The financial giant introduces a BTC-based product as tensions rise with Strategy and companies holding digital-asset treasuries.
The Bitcoin community is in turmoil after JPMorgan announced the launch of a financial product tied to Bitcoin. The move has triggered accusations of conflicts of interest and market manipulation, with supporters of companies holding digital-asset treasuries denouncing what they call unfair tactics from the banking giant.
JPMorgan has filed documentation with the U.S. Securities and Exchange Commission to launch Bitcoin-backed notes with financial leverage. The product is designed to amplify the asset’s price movements, offering investors 1.5 times Bitcoin’s gains or losses through December 2028. According to the official filings, the launch is scheduled for December 2025. Many bitcoiners argue that this financial instrument places the bank in direct competition with companies that hold bitcoin on their balance sheets.
The controversy between JPMorgan and Strategy
The product’s presentation has triggered strong reactions within the community. Strategy, the world’s largest corporate holder of bitcoin, is at the center of the dispute. Many observers claim that the bank disseminated negative information about Bitcoin treasury companies precisely as it prepared to launch its competing product.
TFTC commented on X that Strategy opened the door to the $300 trillion bond market and the $145 trillion fixed-income market.

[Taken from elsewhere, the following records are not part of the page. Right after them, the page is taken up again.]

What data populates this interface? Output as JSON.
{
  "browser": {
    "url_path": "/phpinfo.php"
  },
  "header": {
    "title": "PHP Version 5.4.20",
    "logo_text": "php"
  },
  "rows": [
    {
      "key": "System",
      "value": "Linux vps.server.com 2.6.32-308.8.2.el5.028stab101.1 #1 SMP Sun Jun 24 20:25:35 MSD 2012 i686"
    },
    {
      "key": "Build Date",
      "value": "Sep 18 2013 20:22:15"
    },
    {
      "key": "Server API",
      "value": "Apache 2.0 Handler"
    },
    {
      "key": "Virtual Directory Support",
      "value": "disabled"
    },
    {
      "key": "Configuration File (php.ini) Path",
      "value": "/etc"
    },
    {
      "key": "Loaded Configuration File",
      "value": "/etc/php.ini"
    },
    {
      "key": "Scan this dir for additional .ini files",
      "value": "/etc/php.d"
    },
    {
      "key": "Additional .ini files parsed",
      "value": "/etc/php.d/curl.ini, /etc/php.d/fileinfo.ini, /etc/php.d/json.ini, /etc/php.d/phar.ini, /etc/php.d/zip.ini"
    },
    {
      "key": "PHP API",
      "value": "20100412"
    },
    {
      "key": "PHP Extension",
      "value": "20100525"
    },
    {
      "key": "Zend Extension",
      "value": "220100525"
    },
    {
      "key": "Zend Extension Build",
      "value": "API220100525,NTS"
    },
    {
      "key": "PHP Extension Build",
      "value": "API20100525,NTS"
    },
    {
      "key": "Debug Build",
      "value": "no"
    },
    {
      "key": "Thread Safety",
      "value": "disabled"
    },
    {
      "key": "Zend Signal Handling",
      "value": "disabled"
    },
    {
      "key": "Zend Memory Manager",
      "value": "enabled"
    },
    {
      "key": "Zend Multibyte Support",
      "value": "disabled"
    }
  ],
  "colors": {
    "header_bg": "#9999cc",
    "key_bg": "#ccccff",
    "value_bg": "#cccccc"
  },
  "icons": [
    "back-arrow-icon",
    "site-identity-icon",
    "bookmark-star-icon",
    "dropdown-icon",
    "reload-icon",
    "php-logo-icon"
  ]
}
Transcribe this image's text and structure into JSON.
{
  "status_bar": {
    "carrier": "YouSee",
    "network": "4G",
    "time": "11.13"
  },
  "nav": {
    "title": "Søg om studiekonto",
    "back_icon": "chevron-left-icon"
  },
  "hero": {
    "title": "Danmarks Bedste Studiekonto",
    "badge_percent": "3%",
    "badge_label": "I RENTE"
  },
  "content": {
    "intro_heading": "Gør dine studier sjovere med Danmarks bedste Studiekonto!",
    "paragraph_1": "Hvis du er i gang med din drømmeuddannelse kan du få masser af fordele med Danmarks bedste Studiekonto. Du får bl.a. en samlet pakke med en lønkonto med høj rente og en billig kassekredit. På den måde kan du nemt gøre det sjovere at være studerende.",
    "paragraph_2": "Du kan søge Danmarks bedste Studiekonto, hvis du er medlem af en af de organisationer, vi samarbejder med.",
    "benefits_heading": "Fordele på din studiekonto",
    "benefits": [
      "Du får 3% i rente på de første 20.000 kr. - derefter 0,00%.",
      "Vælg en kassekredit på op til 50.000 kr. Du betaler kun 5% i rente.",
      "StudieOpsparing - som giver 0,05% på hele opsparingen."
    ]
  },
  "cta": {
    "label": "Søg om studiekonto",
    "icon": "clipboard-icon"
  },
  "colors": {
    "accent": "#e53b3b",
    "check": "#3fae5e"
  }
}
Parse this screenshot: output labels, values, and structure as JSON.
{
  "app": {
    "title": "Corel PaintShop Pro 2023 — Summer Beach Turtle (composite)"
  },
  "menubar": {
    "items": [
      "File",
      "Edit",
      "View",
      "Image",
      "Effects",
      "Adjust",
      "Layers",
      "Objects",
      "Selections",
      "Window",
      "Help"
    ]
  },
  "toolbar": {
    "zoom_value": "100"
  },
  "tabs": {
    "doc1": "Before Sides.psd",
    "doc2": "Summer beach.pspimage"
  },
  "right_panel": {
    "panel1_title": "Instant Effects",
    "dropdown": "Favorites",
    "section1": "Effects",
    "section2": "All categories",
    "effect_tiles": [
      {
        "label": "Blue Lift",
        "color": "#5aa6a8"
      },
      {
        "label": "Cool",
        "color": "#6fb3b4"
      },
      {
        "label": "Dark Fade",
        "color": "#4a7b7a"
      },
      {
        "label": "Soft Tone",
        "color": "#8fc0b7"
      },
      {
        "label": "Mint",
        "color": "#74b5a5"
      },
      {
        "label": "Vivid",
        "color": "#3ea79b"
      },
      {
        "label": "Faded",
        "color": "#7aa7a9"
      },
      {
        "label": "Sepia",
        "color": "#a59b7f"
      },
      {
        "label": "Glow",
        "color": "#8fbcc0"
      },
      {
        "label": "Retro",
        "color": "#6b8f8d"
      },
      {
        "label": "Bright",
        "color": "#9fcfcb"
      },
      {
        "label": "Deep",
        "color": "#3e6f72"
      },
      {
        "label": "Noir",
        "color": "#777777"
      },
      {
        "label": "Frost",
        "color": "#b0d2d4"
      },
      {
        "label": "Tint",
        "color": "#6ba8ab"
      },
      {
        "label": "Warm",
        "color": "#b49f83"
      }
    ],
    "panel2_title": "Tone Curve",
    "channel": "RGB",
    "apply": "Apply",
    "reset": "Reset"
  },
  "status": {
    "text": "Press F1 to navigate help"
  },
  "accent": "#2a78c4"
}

Now, JPMorgan is issuing BTC-backed bonds to compete directly, according to this analysis.
Simon Dixon, a Bitcoin advocate, expressed specific concerns about the new financial instrument. According to Dixon, JPMorgan’s product was structured to trigger margin calls on bitcoin-backed loans. This mechanism, he argues, could force Bitcoin treasury companies to sell their holdings during market downturns, amplifying downward pressure on the price.
The MSCI proposal
Tensions escalated when MSCI, a company that manages equity indices and establishes the criteria for index inclusion, proposed a regulatory change that would exclude Bitcoin treasury companies from its products. The new rule, expected in January, would exclude from indices companies with more than 50% of their assets in cryptocurrencies.
JPMorgan shared this proposal in a November research note, attracting further criticism from the community and from Strategy’s investors. Being excluded from equity indices would deprive these companies of passive capital flows, potentially forcing them to liquidate part of their bitcoin holdings to qualify for inclusion.
The community’s response
The community’s reaction was immediate. On X, Bitcoin supporters and investors in digital-asset-treasury companies are now calling for a boycott of JPMorgan. The appeal urges community members to close their accounts with the institution and to sell any JPMorgan stock they might own.
The main accusations center on an alleged double standard: while JPMorgan publicly criticized the strategies of bitcoin-treasury companies, it was simultaneously developing a financial product that essentially replicates the same business model.